L’économie souterraine espagnole progresse fortement

Un rapport du ministère des Finances montre que la part de l’économie souterraine est de plus en plus importante. Même en cas de réformes significatives, la tendance serait difficilement réversible.

Par J.D. Tuccille, depuis les États-Unis.
Un article de Reason.

Ce n’est pas que l’Europe manque d’exemples de situations financières désastreuses, mais le naufrage de l’Espagne, avec un taux de chômage atteignant les 27% l’année dernière, est assez fascinant. Les statistiques officielles sont si tristes qu’elles auraient pu déclencher des émeutes dans les rues ; qu’il n’y en ait pas eu prouve en quelque sorte que les espagnols trouvent des moyens pour manger et payer leurs factures. Victor Mallet et Guy Dinmore montraient dans un article paru en 2011 dans le Financial Times que s’il n’y avait pas une activité économique invisible « les espagnols ne seraient pas si pacifiques qu’ils ne le sont jusqu’à maintenant, malgré quelques manifestations ». Nous avons maintenant la confirmation du gouvernement que les espagnols ont refréné leur capacité à travailler et à créer des emplois et de la richesse en restant autant aussi loin que possible des radars de l’État.
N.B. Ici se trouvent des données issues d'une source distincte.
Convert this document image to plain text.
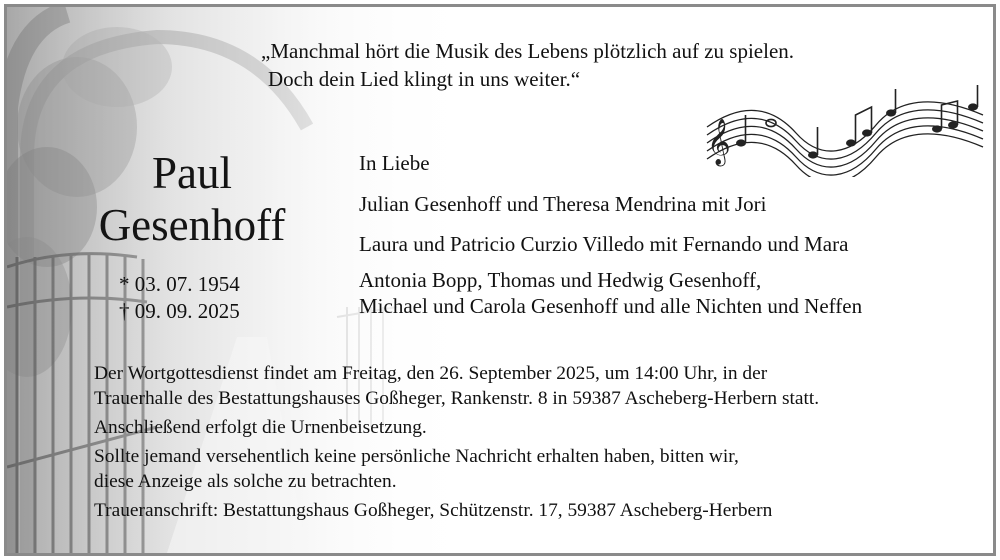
„Manchmal hört die Musik des Lebens plötzlich auf zu spielen.
Doch dein Lied klingt in uns weiter.“
𝄞
Paul
Gesenhoff
* 03. 07. 1954
† 09. 09. 2025
In Liebe
Julian Gesenhoff und Theresa Mendrina mit Jori
Laura und Patricio Curzio Villedo mit Fernando und Mara
Antonia Bopp, Thomas und Hedwig Gesenhoff,
Michael und Carola Gesenhoff und alle Nichten und Neffen
Der Wortgottesdienst findet am Freitag, den 26. September 2025, um 14:00 Uhr, in der
Trauerhalle des Bestattungshauses Goßheger, Rankenstr. 8 in 59387 Ascheberg-Herbern statt.
Anschließend erfolgt die Urnenbeisetzung.
Sollte jemand versehentlich keine persönliche Nachricht erhalten haben, bitten wir,
diese Anzeige als solche zu betrachten.
Traueranschrift: Bestattungshaus Goßheger, Schützenstr. 17, 59387 Ascheberg-Herbern
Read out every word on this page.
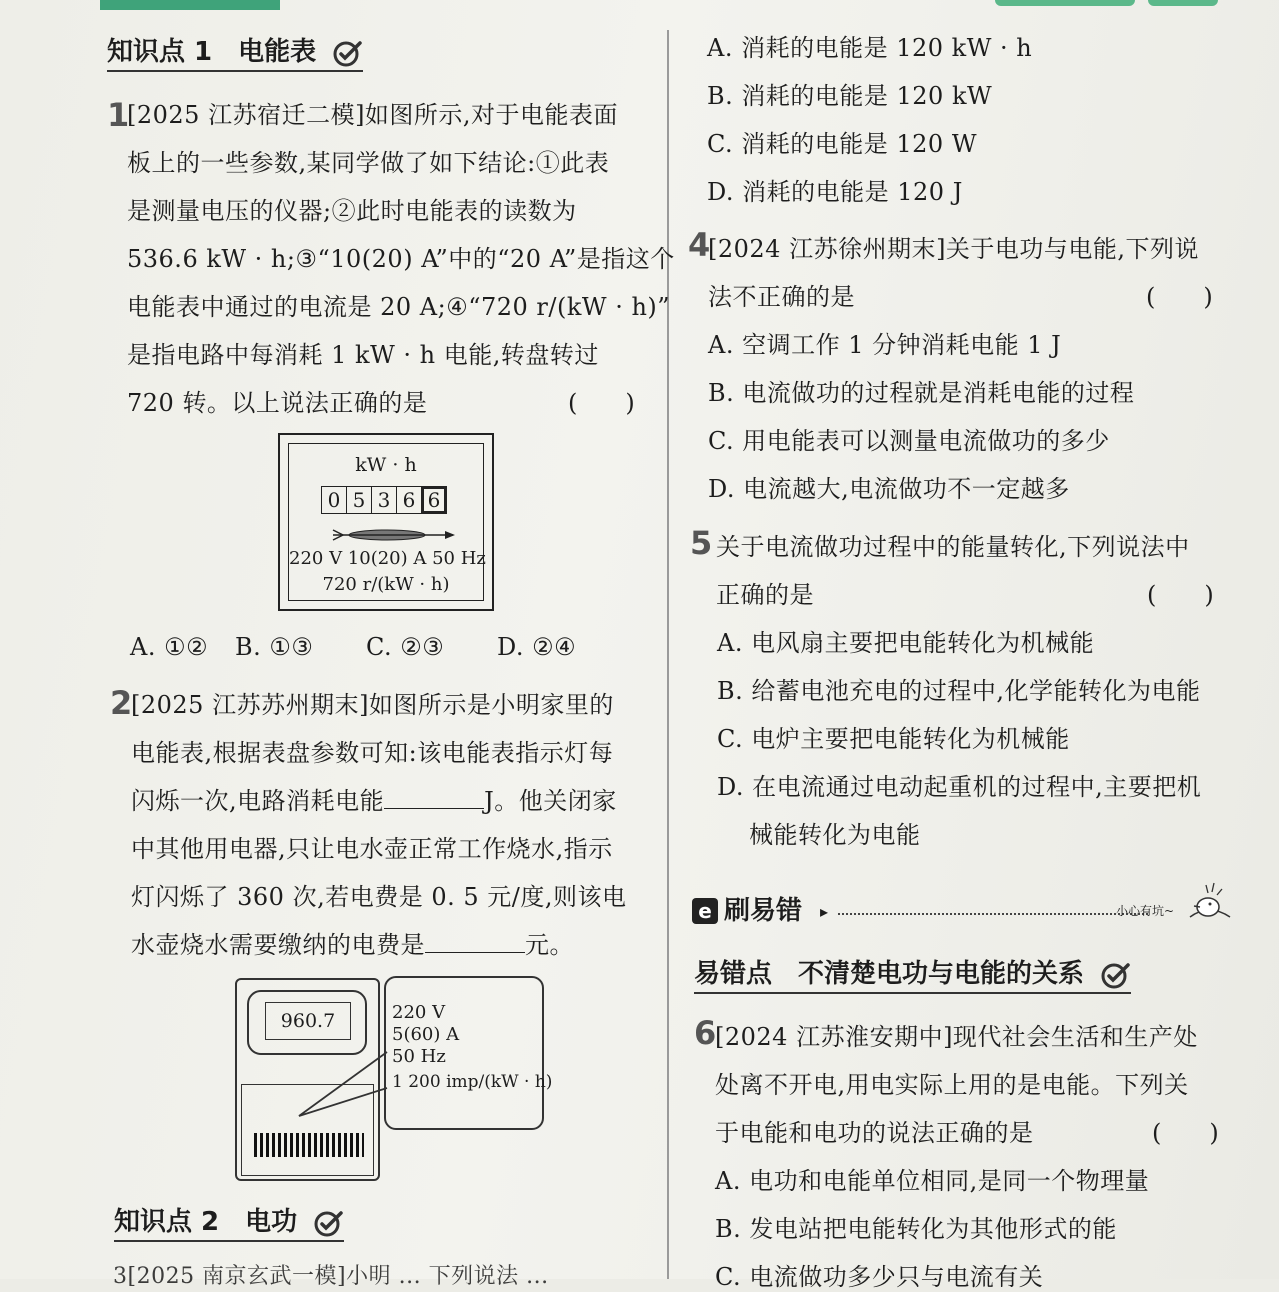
知识点 1　电能表
1
[2025 江苏宿迁二模]如图所示,对于电能表面
板上的一些参数,某同学做了如下结论:①此表
是测量电压的仪器;②此时电能表的读数为
536.6 kW · h;③“10(20) A”中的“20 A”是指这个
电能表中通过的电流是 20 A;④“720 r/(kW · h)”
是指电路中每消耗 1 kW · h 电能,转盘转过
720 转。以上说法正确的是	(　　)
kW · h
0 5 3 6 6
220 V 10(20) A 50 Hz
720 r/(kW · h)
A. ①② B. ①③ C. ②③ D. ②④
2
[2025 江苏苏州期末]如图所示是小明家里的
电能表,根据表盘参数可知:该电能表指示灯每
闪烁一次,电路消耗电能	J。他关闭家
中其他用电器,只让电水壶正常工作烧水,指示
灯闪烁了 360 次,若电费是 0. 5 元/度,则该电
水壶烧水需要缴纳的电费是	元。
960.7	220 V
5(60) A
50 Hz
1 200 imp/(kW · h)
知识点 2　电功
3[2025 南京玄武一模]小明 ... 下列说法 ...
A. 消耗的电能是 120 kW · h
B. 消耗的电能是 120 kW
C. 消耗的电能是 120 W
D. 消耗的电能是 120 J
4
[2024 江苏徐州期末]关于电功与电能,下列说
法不正确的是	(　　)
A. 空调工作 1 分钟消耗电能 1 J
B. 电流做功的过程就是消耗电能的过程
C. 用电能表可以测量电流做功的多少
D. 电流越大,电流做功不一定越多
5 关于电流做功过程中的能量转化,下列说法中
正确的是	(　　)
A. 电风扇主要把电能转化为机械能
B. 给蓄电池充电的过程中,化学能转化为电能
C. 电炉主要把电能转化为机械能
D. 在电流通过电动起重机的过程中,主要把机
械能转化为电能
e 刷易错 ▸	小心有坑~
易错点　不清楚电功与电能的关系
6
[2024 江苏淮安期中]现代社会生活和生产处
处离不开电,用电实际上用的是电能。下列关
于电能和电功的说法正确的是	(　　)
A. 电功和电能单位相同,是同一个物理量
B. 发电站把电能转化为其他形式的能
C. 电流做功多少只与电流有关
Un nouveau rapport du Ministère des Finances espagnol révèle que l’économie souterraine (l’économie qui serait légale si elle était soumise aux taxes et réglementations habituelles) a progressé régulièrement chaque année de 2008 à 2012 (dernière année connue). Pendant cette période, la part de l’économie souterraine est passée de 17,8% à 24,6% du PIB officiel :

Economie souterraine Espagne

Source : Ministère des Finances espagnol

Peut-être sans surprise, dans un pays gêné par l’intervention de l’État dans l’économie, la part de l’économie souterraine est plus faible à Madrid (où siège le gouvernement) avec 17,3%, et beaucoup plus élevée dans les autres régions, atteignant même 31,1% dans l’Estrémadure.

L’économie espagnole est quelque peu entravée par l’ingérence de l’État. L’Espagne se classe à la 49ème place de l’indice de liberté économique 2014, à la 22ème des 43 pays européens. « Son score a baissé de 0,8 point par rapport à l’année dernière à cause des dégradations dans les domaines de la maîtrise des dépenses publiques et de la liberté d’entreprendre et de travailler qui ont plus que compensé les légères améliorations dans la liberté commerciale et la lutte contre la corruption ».

Pour les espagnols qui essaient de se sortir du marasme économique dans lequel le pays est plongé, non seulement la pression fiscale est importante, mais en plus « intégrer un entreprise demande 10 procédures et environ 3 semaines, alors que remplir les exigences de licence prend plus de 7 mois et coûte plus d’un an de salaire moyen. Le code du travail reste rigide, ce qui entrave la création d’emplois dans le secteur privé ».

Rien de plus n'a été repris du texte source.